As Senate Republicans continue to block President Barack Obama’s pick for the Supreme Court of the United States, Indiana Democratic Senator Joe Donnelly met with the nominee, Judge Merrick Garland, Monday on Capitol Hill.
Garland, chief judge of the U.S. Court of Appeals for the District of Columbia Circuit, has been tapped by Obama to fill the vacancy created by the unexpected death of Justice Antonin Scalia.
“Judge Garland and I had a substantive conversation,” Donnelly said in a statement. “I had the chance to get to know him, ask him questions, and learn about his time on the D.C. Circuit, and views on the role of the Court. I was impressed with his deep knowledge of the law and his commitment to public service and our country.”
Donnelly, a graduate of the Notre Dame Law School, and Garland met at 10 a.m. in the Senator’s office.
Initially Republicans refused to consider the nominee, saying the next president should choose the new justice. However, some in the majority have been softening their stance, according to a report by the New York Times. Already Sen. Mark Kirk, R-Illinois, and Sen. Patrick Toomey, R-Pennsylvania, have scheduled meetings with Garland.
Donnelly is among a number of Democrats who either have met or have scheduled meetings, including Sens. Bob Casey of Pennsylvania, Kristen Gillibrand of New York as well as Amy Klobuchar and Al Franken, both of Minnesota.

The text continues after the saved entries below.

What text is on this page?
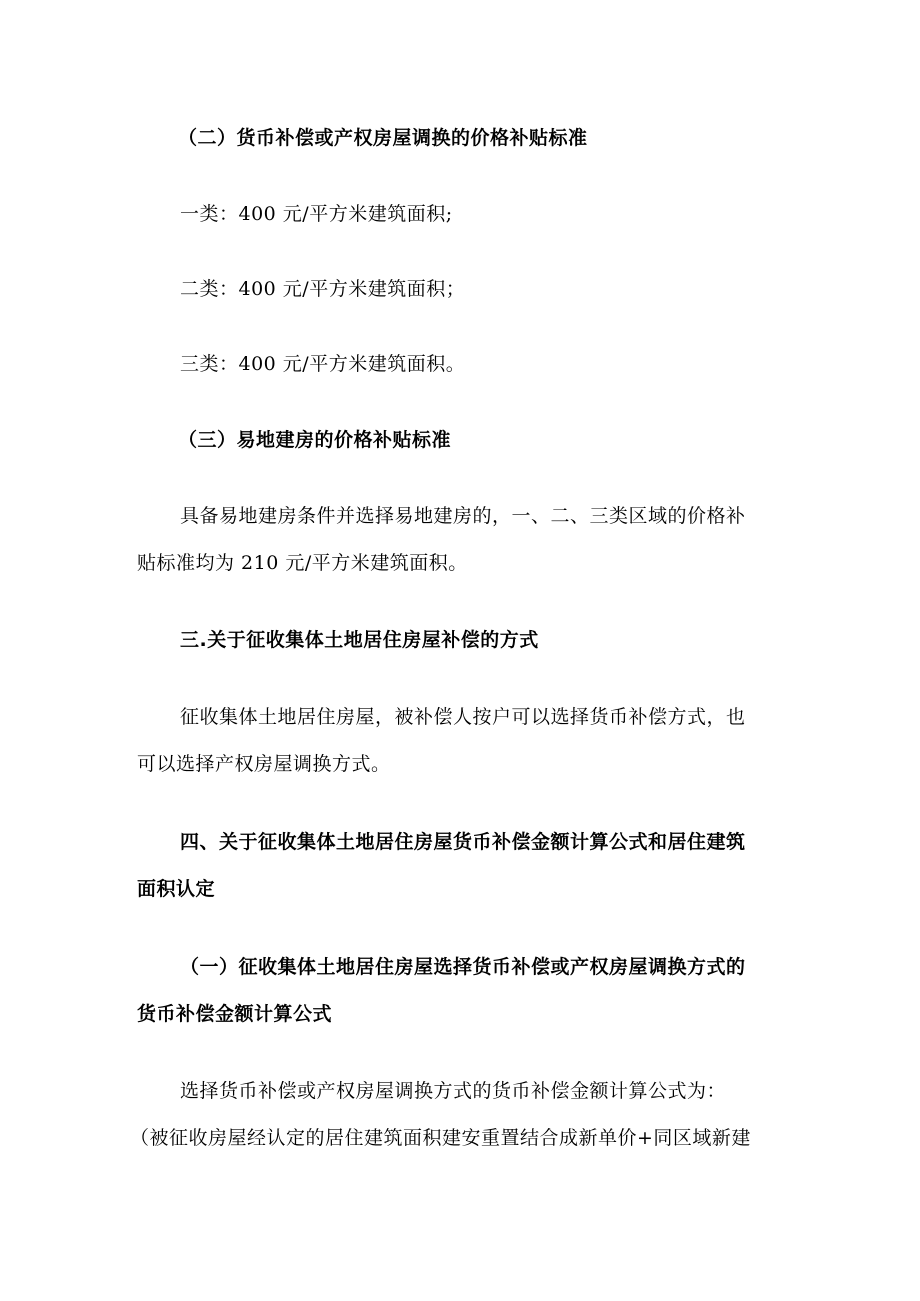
（二）货币补偿或产权房屋调换的价格补贴标准
一类：400 元/平方米建筑面积;
二类：400 元/平方米建筑面积；
三类：400 元/平方米建筑面积。
（三）易地建房的价格补贴标准
具备易地建房条件并选择易地建房的，一、二、三类区域的价格补
贴标准均为 210 元/平方米建筑面积。
三.关于征收集体土地居住房屋补偿的方式
征收集体土地居住房屋，被补偿人按户可以选择货币补偿方式，也
可以选择产权房屋调换方式。
四、关于征收集体土地居住房屋货币补偿金额计算公式和居住建筑
面积认定
（一）征收集体土地居住房屋选择货币补偿或产权房屋调换方式的
货币补偿金额计算公式
选择货币补偿或产权房屋调换方式的货币补偿金额计算公式为：
（被征收房屋经认定的居住建筑面积建安重置结合成新单价+同区域新建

Donnelly pushed his Senate colleagues to give Garland a hearing and vote on his nomination.
“Part of my job as a Senator is to meet with and thoroughly consider judicial nominees,” Donnelly said. “I hope my Senate colleagues will do their jobs and meet with Judge Garland, ask him questions, learn about his record and his temperament, and then hold hearings and an up or down vote on his nomination.”